How I converted PDF to text in Ubuntu.

pdf a text recognition with linux and Operating systems|lower


LINUX RECOGNIZE TEXT

 

  1. Seems to be OCRmyPDF tool suits for me. Lets try  $ sudo apt install ocrmypdf

  2. Select languages $ tesseract –list-langs

  3. Install that you need $ sudo apt install tesseract-ocr-spa

  4. $ ocrmypdf -v -l ‘spa’ old.pdf new.pdf //Got errors and no output

  5. I need -f attribute. $ ocrmypdf -v -f -l spa old.pdf new.pdf //Instead SPA use your PDF language

  6. I’ve got PIL.Image.DecompressionBombError: Image size (1115186111 pixels) exceeds limit of 256,000,000 pixels, could be decompression bomb DOS attack.

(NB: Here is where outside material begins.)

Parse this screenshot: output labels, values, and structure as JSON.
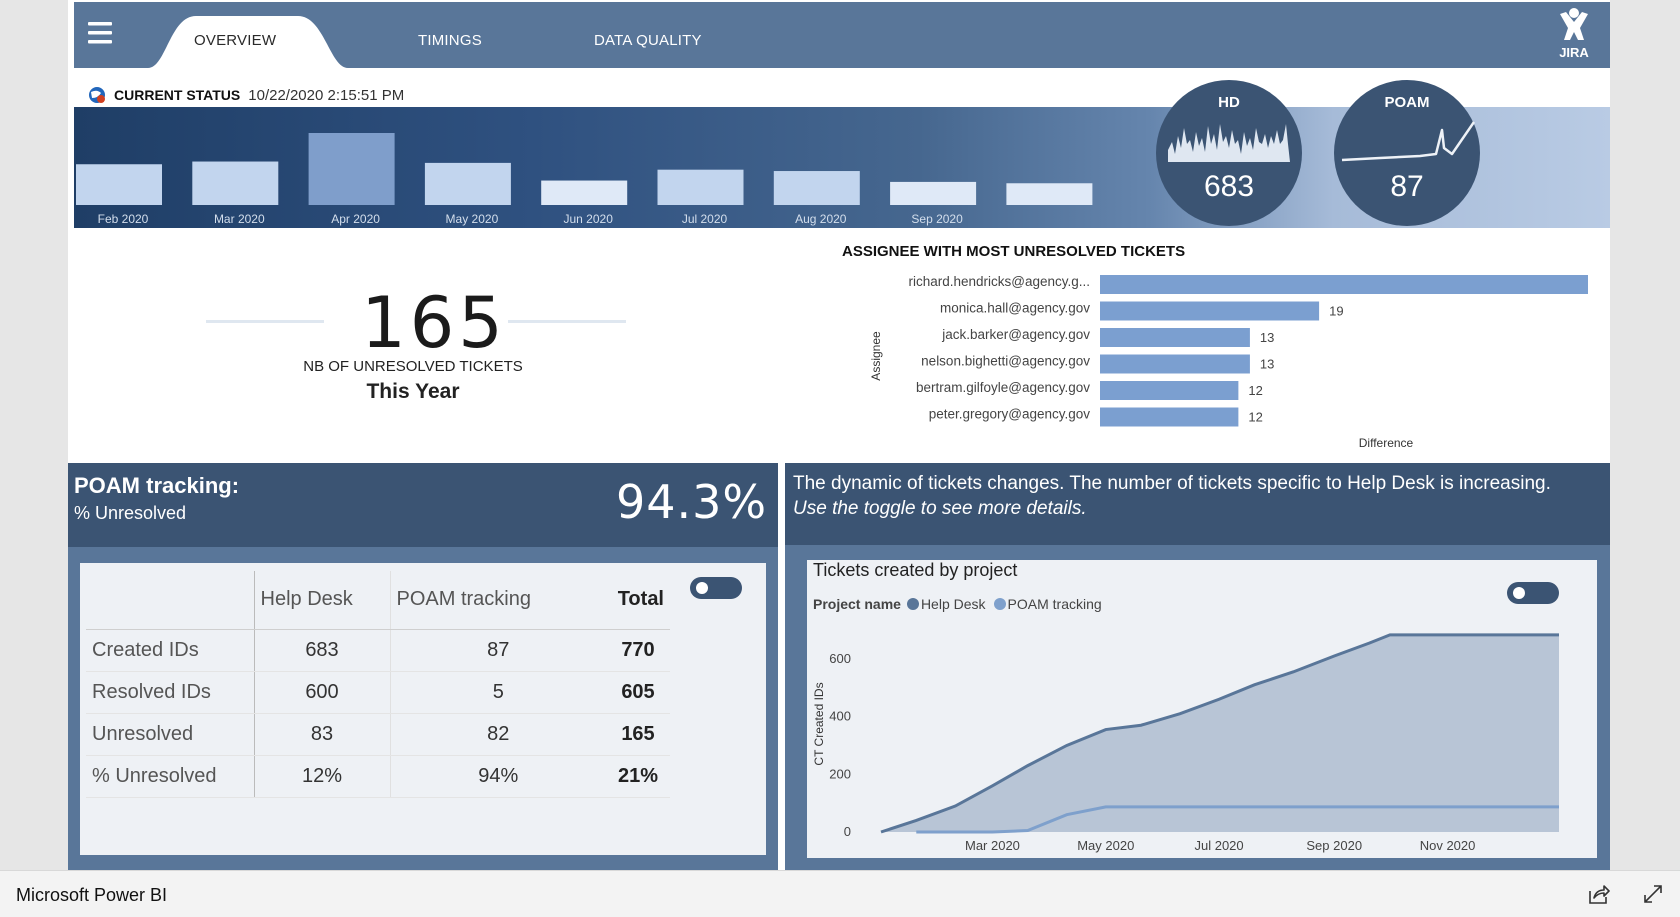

  7. Try to set --max-image-mpixels 1300 $ ocrmypdf -v -f -l spa --max-image-mpixels 1300 old.pdf new.pdf

 

TO EDIT PDF

  1. Install LibreOffice draw $ sudo apt install libreoffice-draw //Starts to work after reboot

  2. $ sudo apt install libreoffice-gnome libreoffice -y // For GNOME -y means YES for any prompt

  3. Try to istall scribus $ sudo apt install scribus // I don't have needed dependancy

  4. $ sudo apt install inkscape // Suitable only for editing one page PDF

  5. Try PDF-Shuffler for edit multipage PDF. $ sudo apt install pdfshuffler // It is good idea to use pdfshuffler for cli

     

 

GRAPHICAL TESSERACT

1. Install gImageReader it from snap.

2. Got an error No tessaract languages are available for use. Recognition will not work.

2.1. Try $ sudo apt install tesseract-ocr-rus // Helped